Now, this doesn't completely prevent the user to go up in the directory structure. In your specific case this may not be a big of an issue, since the parent directory of /tmp is the root, which doesn't provide write access to standard users.

But, in case the target directory is a child of another, writable directory, that may be an issue.

In order to limit that access, we can check whenever the current directory changes, and prevent the user to ever navigate the parent.

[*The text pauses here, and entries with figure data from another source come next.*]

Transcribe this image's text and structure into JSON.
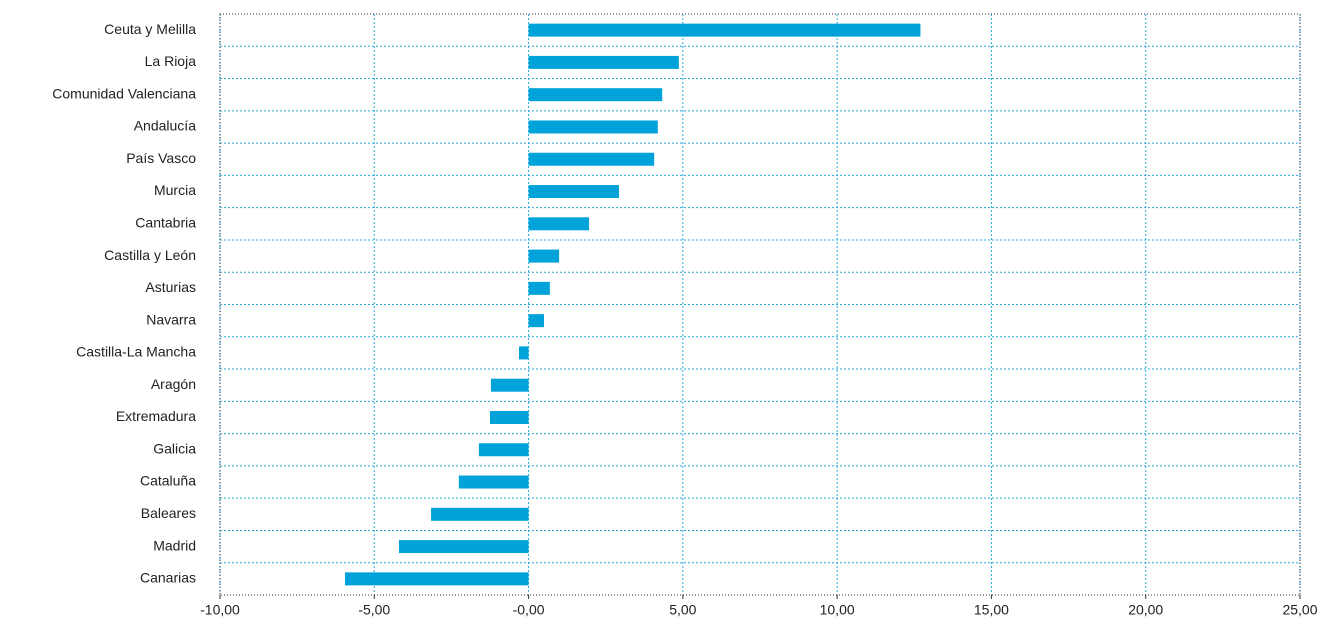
{
  "chart_data": {
    "type": "hbar",
    "categories": [
      "Ceuta y Melilla",
      "La Rioja",
      "Comunidad Valenciana",
      "Andalucía",
      "País Vasco",
      "Murcia",
      "Cantabria",
      "Castilla y León",
      "Asturias",
      "Navarra",
      "Castilla-La Mancha",
      "Aragón",
      "Extremadura",
      "Galicia",
      "Cataluña",
      "Baleares",
      "Madrid",
      "Canarias"
    ],
    "values": [
      12.7,
      4.87,
      4.33,
      4.19,
      4.07,
      2.93,
      1.96,
      0.99,
      0.69,
      0.5,
      -0.31,
      -1.22,
      -1.25,
      -1.61,
      -2.26,
      -3.16,
      -4.2,
      -5.95
    ],
    "color": "#00a3d9",
    "xlim": [
      -10,
      25
    ],
    "xticks": [
      {
        "value": -10,
        "label": "-10,00"
      },
      {
        "value": -5,
        "label": "-5,00"
      },
      {
        "value": 0,
        "label": "-0,00"
      },
      {
        "value": 5,
        "label": "5,00"
      },
      {
        "value": 10,
        "label": "10,00"
      },
      {
        "value": 15,
        "label": "15,00"
      },
      {
        "value": 20,
        "label": "20,00"
      },
      {
        "value": 25,
        "label": "25,00"
      }
    ],
    "grid": true
  }
}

To do so we:

• disable the "up" button when the current path is the "base" one;
• go "back" in the history whenever the user is able to navigate through a directory that is not allowed (and disable the "forward" button);
• disable items of the "look in" combo that refer to unwanted paths;
• override the accept() function so that it doesn't inadvertently accept entered paths manually typed in the file name field;

class RestrictedFileDialog(QFileDialog):
    def __init__(self, path, parent=None):
        super().__init__(parent)
        self.setFileMode(QFileDialog.AnyFile)
        self.setOption(QFileDialog.DontUseNativeDialog)
        self.setDirectory(path)
        if path != QDir.rootPath():
            self.path = path.rstrip(QDir.separator())
            self.proxy = LimitedAccessProxy(self.path)
            self.setProxyModel(self.proxy)
            self.lookInCombo = self.findChild(QComboBox, 'lookInCombo')
            self.backButton = self.findChild(QToolButton, 'backButton')
            self.forwardButton = self.findChild(QToolButton, 'forwardButton')
            self.toParentButton = self.findChild(QToolButton, 'toParentButton')

            self.directoryEntered.connect(self._checkDirectory)
            self.backButton.clicked.connect(self._historyFix)
            self.forwardButton.clicked.connect(self._historyFix)
            self.lookInCombo.model().rowsInserted.connect(self._checkLookInCombo)

    def _checkLookInCombo(self):
        model = self.lookInCombo.model()
        for r in range(model.rowCount()):
            index = model.index(r, 0)
            url = index.data(Qt.UserRole + 1)
            if isinstance(url, QUrl):
                path = url.toLocalFile()
                if not path or not path.startswith(self.path):
                    model.itemFromIndex(index).setEnabled(False)

    def _historyFix(self):
        self._checkDirectory(self.directory().absolutePath())

    def _checkDirectory(self, path):
        isSub = path.startswith(self.path + QDir.separator())
        self.toParentButton.setEnabled(isSub)
        if not isSub and path != self.path:
            self.backButton.click()
            self.forwardButton.setEnabled(False)

    def accept(self):
        files = self.selectedFiles()
        if files:
            info = QFileInfo(files[0])
            if info.absoluteFilePath().startswith(self.path):
                super().accept()


app = QApplication(sys.argv)
dialog = RestrictedFileDialog('/tmp/coldcase')
dialog.open()
sys.exit(app.exec_())

The widgets are safely retrieved because their object names are hardcoded in the QFileDialog ui sources and are consistent along different Qt versions.